Supreme Court Rules That US Must Pay Insurers $12 Billion for Obamacare Losses

MIKE BLAKE

The Supreme Court ruled 8-1 Monday that a group of insurance companies is owed $12 billion under provisions of the Affordable Care Act. The decision requires the government to make payments that were promised to insurers in the first years of the ACA but were held up by Congress amidst the political battle over Obamacare.

Writing for the majority, Associate Justice Sonia Sotomayor said that the decision is based on the basic idea that the “Government should honor its obligations.” The sole dissenting vote came from conservative Justice Samuel Alito, who said that the ruling “has the effect of providing a massive bailout for insurance companies that took a calculated risk and lost.”

The background: To encourage private insurers to participate in Obamacare as it got off the ground in 2014, the ACA established a “risk corridor” program designed to smooth out profits and losses for the first three years. Health insurance providers that earned higher-than-expected profits would pay some of their gains to the government, while insurers that lost money because they set premiums too low would be compensated, thereby eliminating the risk of large unforeseen losses.

But Republicans in Congress successfully undermined the risk corridor program by attaching riders to appropriations bills from 2014 through 2016 that prevented the federal government from making payments to insurance companies. Health insurers sued to recover the funds they said there were owed, resulting in the case, “Maine Community Health Options v. United States,” that was decided Monday.

What it means: The ruling is “a vindication of the ACA's original structure,” says Larry Levitt of the Kaiser Family Foundation. Even so, the funds will be paid too late to achieve one of their primary purposes. “It’s compensating insurers for money that they were supposed to get several years ago,” Levitt told The New York Times. “If the money had been paid out when it was supposed to, it would have stabilized the A.C.A. financially and politically.”

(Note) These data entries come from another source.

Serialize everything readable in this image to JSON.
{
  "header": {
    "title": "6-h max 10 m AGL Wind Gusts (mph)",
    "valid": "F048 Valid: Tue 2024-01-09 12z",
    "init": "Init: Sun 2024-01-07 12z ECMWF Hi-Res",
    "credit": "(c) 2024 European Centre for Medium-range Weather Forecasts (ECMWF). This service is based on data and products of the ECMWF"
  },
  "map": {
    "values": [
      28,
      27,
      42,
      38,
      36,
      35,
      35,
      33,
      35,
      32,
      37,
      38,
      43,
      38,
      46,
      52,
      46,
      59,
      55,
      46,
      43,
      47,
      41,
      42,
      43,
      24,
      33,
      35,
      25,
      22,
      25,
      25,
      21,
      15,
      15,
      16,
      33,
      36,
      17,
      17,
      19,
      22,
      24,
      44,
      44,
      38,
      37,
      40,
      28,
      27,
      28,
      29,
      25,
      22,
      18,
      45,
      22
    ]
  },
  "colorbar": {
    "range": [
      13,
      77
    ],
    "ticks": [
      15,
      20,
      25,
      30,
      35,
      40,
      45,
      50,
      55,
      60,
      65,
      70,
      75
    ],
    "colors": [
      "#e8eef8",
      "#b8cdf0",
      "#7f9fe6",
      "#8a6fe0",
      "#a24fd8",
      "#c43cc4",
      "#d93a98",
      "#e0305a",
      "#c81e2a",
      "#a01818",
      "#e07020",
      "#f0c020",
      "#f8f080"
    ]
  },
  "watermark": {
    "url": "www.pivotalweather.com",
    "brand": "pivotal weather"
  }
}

The ruling may also shed light on how the court will approach a separate case that represents a major threat to the Affordable Care Act, says Vox’s Ian Milhiser. In the fall, the court will take up California v. Texas, a lawsuit backed by the Trump administration that seeks to invalidate the health care law in its entirety. “If the justices approach the California case with the same wholly legal approach they took in the Maine Community case,” says Milhiser, “this latest attack on Obamacare will also be rejected by a lopsided vote.”